A little distance in imagery, however, is not necessarily a bad thing. It allows hearers to let down their guard.[3] Before they can look in the mirror, they may need to be shown an image that is detached from the seriousness of their own contribution to and imprisonment in the human condition. But cute images can be at best only starting points for leading the congregation deeper into a demonstration of the human condition. Preachers should offer their hearers mirrors that reflect their lives and their world with the guilt and pain they know (but try to deny), which are inherent parts of daily experience.
These mirrors, of course, should be held up to the congregation with empathy. We preachers are as embroiled in whatever element of the human condition is under consideration as is the worst scoundrel in the back pew of the balcony. Imagery that’s inclusive of the preacher allows us to offer a mirror that reveals guilt and pain instead of evoking shame.

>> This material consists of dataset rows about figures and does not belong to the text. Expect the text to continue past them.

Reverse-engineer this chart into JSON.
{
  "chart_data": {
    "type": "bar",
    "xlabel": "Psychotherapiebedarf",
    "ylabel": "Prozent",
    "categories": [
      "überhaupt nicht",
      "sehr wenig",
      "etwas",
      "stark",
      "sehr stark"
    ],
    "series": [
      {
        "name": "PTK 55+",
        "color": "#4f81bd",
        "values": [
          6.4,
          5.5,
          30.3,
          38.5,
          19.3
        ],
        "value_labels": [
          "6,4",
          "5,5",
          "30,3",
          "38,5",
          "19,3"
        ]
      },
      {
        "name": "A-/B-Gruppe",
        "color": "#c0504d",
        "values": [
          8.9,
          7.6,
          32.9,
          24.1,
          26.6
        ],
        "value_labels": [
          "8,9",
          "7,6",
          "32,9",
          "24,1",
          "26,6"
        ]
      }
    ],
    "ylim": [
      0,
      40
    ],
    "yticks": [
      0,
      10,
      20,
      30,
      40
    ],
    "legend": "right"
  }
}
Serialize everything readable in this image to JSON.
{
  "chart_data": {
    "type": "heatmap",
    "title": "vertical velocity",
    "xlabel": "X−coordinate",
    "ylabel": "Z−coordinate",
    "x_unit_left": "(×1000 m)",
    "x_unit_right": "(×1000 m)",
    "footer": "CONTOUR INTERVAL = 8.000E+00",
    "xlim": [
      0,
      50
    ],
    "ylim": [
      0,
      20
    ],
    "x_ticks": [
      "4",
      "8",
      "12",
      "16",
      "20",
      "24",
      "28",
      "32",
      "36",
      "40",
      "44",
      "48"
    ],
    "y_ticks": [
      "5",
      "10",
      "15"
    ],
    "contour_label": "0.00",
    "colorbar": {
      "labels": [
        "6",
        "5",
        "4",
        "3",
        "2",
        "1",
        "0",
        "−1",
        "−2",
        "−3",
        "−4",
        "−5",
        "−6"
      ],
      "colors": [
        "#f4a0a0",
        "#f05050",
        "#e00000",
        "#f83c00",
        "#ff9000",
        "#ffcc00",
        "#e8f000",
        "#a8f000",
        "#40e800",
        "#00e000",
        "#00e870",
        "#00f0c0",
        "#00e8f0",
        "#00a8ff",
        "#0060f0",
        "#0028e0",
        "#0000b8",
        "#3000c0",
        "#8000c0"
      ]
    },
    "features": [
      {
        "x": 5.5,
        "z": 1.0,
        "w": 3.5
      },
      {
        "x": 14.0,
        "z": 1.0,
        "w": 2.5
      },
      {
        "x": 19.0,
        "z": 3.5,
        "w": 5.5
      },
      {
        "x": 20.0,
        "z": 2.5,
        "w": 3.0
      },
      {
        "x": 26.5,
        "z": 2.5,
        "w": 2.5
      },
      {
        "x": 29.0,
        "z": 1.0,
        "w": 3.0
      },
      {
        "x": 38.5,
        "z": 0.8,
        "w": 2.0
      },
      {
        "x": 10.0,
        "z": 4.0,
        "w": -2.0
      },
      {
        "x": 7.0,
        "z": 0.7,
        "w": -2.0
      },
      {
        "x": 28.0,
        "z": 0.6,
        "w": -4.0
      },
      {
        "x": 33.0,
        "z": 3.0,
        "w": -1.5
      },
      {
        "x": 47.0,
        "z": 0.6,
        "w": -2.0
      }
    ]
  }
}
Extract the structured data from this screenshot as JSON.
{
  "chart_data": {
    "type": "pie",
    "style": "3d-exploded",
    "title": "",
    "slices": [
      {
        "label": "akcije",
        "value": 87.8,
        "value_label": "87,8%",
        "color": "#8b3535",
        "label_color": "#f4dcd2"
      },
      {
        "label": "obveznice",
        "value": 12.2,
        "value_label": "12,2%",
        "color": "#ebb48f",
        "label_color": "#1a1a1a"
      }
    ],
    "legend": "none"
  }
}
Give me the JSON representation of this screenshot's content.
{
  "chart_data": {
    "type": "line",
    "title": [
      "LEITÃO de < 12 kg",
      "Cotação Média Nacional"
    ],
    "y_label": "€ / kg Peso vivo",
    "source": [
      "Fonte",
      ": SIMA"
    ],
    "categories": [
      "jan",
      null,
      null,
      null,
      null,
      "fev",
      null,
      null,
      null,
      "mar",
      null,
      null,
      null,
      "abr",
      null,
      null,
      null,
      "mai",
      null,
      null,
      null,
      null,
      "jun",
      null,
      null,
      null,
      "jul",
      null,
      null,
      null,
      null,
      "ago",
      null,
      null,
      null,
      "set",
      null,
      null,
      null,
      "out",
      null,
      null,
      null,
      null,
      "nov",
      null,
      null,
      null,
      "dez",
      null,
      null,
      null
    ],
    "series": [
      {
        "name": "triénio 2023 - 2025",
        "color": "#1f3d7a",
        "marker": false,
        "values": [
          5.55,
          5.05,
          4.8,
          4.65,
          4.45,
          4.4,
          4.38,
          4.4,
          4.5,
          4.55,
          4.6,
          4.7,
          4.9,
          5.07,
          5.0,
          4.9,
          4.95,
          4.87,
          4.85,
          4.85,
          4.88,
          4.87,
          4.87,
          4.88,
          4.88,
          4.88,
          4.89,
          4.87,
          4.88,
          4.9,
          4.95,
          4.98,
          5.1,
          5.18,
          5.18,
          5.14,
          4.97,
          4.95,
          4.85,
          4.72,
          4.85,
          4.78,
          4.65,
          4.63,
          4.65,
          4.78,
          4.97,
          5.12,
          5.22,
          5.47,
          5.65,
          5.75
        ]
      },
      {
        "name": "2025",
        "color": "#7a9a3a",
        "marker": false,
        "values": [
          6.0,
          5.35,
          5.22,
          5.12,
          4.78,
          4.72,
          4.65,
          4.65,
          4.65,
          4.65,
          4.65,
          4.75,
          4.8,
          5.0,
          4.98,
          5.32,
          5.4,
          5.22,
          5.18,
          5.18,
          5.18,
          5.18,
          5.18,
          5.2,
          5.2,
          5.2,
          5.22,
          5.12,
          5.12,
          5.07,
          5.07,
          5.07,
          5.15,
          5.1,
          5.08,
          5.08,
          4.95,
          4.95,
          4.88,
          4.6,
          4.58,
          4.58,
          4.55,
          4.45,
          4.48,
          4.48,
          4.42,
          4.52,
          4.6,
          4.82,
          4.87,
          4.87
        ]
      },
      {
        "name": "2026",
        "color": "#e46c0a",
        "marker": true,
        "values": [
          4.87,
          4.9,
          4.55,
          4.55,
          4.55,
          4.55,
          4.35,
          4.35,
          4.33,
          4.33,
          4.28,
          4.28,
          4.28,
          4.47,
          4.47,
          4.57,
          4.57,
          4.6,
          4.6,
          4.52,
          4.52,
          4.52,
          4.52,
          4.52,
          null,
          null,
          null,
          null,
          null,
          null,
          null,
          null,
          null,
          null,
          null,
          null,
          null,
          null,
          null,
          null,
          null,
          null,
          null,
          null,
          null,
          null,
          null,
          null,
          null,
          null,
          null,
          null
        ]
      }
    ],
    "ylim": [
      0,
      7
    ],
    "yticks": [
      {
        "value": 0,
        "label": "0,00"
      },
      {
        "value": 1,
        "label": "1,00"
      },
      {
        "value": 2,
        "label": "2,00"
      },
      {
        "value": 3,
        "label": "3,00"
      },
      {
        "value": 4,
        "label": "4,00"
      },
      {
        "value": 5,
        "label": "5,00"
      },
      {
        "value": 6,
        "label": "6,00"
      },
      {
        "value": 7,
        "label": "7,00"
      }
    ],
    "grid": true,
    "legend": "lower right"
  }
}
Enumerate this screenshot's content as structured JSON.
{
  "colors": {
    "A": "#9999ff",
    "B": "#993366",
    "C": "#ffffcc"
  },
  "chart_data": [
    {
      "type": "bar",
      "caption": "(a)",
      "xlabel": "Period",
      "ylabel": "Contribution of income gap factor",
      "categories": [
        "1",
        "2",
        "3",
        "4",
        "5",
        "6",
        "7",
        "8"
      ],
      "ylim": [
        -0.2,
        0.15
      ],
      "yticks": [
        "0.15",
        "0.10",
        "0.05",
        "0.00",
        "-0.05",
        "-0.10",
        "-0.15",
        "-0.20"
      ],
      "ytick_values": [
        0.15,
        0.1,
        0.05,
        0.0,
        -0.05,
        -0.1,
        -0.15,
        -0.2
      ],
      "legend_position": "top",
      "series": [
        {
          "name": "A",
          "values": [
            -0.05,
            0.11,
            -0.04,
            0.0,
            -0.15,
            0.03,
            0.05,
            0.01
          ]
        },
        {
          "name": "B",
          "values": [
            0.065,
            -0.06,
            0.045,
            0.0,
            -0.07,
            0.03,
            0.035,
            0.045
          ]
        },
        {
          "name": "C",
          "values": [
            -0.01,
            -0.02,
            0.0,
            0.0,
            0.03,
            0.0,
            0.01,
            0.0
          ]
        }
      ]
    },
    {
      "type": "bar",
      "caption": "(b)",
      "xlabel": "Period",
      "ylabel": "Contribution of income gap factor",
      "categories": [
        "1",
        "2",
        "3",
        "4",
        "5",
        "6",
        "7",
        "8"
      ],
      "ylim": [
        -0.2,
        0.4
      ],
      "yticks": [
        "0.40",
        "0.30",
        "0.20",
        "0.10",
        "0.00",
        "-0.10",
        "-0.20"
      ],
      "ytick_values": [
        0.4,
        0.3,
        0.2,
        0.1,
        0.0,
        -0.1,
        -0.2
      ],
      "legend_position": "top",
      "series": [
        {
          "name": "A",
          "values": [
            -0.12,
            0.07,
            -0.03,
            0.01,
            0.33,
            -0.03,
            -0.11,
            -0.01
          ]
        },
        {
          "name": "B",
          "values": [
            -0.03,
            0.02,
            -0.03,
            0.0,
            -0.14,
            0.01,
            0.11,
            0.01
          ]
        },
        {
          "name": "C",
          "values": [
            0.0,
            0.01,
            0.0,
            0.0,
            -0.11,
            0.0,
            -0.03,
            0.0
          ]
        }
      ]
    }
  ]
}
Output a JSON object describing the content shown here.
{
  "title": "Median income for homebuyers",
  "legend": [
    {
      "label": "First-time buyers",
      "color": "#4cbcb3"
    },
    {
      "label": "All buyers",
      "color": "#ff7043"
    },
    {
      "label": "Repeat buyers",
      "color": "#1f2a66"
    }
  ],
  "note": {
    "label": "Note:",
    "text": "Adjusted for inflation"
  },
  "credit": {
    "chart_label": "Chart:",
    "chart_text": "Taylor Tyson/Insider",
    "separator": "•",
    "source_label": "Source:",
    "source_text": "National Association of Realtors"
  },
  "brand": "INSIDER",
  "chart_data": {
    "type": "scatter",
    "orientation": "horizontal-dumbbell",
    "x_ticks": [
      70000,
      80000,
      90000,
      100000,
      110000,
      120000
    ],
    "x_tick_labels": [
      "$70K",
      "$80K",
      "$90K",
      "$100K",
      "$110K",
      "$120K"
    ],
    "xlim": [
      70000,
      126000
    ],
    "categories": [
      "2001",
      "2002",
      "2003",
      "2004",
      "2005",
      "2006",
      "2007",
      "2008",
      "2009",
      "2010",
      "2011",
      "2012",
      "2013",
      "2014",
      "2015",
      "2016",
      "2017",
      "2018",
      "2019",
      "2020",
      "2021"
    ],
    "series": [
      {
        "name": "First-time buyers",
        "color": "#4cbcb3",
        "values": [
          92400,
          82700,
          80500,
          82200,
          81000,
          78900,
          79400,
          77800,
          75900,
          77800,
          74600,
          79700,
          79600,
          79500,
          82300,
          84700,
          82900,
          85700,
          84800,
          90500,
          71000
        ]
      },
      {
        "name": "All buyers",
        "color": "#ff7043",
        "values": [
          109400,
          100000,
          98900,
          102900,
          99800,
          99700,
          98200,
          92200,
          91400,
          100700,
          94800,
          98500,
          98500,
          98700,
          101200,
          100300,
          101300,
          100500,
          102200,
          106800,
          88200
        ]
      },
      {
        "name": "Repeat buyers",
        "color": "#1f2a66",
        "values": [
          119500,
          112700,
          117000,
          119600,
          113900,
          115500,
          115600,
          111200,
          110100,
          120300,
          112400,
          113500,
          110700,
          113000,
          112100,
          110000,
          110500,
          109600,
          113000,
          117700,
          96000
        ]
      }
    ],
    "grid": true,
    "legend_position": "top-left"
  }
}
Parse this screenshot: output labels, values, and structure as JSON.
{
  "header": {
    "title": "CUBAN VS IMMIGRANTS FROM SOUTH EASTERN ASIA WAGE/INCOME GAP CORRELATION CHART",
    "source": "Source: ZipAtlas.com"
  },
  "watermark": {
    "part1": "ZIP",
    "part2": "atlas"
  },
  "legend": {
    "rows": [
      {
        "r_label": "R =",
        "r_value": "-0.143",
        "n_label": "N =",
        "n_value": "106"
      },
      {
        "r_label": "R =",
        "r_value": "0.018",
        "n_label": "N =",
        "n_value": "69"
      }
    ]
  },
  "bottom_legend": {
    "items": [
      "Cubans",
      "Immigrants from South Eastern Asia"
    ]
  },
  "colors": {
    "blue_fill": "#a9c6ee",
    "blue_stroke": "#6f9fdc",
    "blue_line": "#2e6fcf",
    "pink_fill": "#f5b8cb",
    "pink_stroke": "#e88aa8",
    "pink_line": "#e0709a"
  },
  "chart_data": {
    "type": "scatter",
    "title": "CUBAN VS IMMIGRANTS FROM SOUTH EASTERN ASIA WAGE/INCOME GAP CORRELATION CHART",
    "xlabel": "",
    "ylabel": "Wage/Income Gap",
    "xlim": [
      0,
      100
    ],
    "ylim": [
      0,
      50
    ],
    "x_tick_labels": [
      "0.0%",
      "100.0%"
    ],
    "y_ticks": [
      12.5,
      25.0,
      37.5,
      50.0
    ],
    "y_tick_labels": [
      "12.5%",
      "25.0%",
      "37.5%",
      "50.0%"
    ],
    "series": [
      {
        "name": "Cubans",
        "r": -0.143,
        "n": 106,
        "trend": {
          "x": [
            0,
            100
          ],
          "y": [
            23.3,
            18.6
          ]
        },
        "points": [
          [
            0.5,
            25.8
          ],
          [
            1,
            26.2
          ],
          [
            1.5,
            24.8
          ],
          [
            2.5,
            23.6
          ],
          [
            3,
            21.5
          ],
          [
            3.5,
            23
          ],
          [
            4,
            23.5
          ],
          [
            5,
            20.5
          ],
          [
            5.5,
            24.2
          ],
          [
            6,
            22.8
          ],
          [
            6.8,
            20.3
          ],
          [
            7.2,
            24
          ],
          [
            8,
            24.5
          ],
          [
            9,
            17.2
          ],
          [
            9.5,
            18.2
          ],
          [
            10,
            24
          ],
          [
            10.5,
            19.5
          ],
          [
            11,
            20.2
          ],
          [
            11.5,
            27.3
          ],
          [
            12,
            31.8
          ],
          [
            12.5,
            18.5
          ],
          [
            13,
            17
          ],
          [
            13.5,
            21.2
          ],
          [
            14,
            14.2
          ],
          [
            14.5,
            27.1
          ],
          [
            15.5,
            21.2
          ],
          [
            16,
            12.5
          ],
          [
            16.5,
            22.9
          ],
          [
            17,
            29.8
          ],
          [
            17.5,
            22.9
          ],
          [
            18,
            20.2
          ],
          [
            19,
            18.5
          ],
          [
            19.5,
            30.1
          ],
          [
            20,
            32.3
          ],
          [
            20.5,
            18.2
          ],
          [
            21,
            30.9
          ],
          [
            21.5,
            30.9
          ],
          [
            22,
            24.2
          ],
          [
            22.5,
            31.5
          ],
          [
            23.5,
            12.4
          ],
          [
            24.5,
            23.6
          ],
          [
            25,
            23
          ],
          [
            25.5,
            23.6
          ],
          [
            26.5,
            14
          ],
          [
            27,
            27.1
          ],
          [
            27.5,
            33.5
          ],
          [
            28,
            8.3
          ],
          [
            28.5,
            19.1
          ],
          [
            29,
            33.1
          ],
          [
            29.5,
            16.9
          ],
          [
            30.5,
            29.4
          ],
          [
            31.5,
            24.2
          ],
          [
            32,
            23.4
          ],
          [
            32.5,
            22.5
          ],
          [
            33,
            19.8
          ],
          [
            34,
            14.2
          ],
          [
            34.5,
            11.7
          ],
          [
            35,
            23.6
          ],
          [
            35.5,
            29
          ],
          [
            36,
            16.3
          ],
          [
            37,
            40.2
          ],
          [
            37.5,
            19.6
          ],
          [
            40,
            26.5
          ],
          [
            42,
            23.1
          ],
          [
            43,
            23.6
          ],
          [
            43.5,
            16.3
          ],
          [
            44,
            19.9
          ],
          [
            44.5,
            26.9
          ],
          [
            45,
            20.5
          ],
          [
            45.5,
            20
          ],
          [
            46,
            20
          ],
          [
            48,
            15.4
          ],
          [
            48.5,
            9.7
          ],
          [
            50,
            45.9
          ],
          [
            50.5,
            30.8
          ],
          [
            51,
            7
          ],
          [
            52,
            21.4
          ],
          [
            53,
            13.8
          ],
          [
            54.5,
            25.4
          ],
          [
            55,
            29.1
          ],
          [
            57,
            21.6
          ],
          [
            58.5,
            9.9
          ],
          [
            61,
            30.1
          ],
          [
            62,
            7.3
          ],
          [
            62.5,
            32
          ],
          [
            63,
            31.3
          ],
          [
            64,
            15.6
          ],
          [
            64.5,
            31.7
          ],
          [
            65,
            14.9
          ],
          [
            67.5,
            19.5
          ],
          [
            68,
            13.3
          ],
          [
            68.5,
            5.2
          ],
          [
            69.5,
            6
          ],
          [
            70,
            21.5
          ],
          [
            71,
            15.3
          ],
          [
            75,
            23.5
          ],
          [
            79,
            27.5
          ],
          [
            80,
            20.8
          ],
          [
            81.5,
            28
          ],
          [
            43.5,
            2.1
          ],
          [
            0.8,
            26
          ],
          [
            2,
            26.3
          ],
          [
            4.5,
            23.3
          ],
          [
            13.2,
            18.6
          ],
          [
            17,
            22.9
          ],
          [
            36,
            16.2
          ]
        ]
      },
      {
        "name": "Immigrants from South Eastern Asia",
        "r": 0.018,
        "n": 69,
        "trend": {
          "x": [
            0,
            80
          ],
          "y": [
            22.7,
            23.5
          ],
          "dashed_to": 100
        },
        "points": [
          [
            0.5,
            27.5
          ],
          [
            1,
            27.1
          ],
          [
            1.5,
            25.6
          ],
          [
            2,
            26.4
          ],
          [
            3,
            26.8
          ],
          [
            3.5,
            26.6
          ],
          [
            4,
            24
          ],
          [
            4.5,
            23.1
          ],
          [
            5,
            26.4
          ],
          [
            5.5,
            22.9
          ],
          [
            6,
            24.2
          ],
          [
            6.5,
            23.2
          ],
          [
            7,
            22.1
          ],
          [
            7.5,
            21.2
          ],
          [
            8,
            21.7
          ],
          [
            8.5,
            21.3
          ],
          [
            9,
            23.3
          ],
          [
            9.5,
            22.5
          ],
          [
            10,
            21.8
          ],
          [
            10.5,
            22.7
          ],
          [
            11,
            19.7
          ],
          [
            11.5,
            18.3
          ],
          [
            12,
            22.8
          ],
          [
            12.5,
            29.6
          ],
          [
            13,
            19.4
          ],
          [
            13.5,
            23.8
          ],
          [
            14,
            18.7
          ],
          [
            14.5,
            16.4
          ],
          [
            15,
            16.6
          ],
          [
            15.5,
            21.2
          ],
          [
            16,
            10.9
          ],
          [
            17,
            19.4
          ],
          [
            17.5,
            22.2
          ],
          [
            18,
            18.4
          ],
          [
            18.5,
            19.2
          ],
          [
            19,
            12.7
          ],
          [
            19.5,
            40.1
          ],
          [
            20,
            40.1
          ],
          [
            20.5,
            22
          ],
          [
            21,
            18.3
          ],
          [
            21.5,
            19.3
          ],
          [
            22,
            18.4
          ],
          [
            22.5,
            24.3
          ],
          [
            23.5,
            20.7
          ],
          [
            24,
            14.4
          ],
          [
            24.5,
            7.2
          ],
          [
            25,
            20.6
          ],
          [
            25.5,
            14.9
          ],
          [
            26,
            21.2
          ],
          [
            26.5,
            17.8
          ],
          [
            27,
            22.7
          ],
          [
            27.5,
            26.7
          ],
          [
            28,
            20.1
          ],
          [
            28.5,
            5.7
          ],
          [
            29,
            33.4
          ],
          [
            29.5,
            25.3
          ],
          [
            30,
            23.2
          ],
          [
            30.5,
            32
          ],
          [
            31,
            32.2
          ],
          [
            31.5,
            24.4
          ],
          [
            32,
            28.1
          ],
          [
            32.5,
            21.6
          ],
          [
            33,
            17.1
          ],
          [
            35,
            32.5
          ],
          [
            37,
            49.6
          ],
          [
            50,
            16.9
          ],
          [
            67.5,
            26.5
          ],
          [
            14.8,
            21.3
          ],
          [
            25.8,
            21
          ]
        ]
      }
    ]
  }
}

When the congregation doesn’t feel judged by the preacher but mired in the same condition as the preacher, who’s shown to them in imagery filled with gravitas, they will be able to let down their guard and consider and experience the imagery with the seriousness the subject matter deserves. If the imagery is not true to life (which would include an image that does exclude the preacher), it will not help the congregation hear the fullness of the good news. The gospel, like the cute images, will remain at a distance from the hearers.
[1]Edward Farley also discusses the human condition in relation to three dimensions, or “spheres,” of human reality, but defines them differently than the dimensions described here; they are the interhuman sphere (personal relationships), the social sphere (institutional and social structures), and the personal sphere (individual agency). See Good and Evil: Interpreting a Human Condition (Minneapolis: Fortress, 1990), 27–74.
[2]David Buttrick, Homiletic: Moves and Structures (Philadelphia: Fortress, 1987), 133.
[3]See Michael Brothers, Distance in Preaching: Room to Speak, Space to Listen (Grand Rapids: Eerdmans, 2014) for an excellent exploration of types of distance that have been and can be employed in sermons.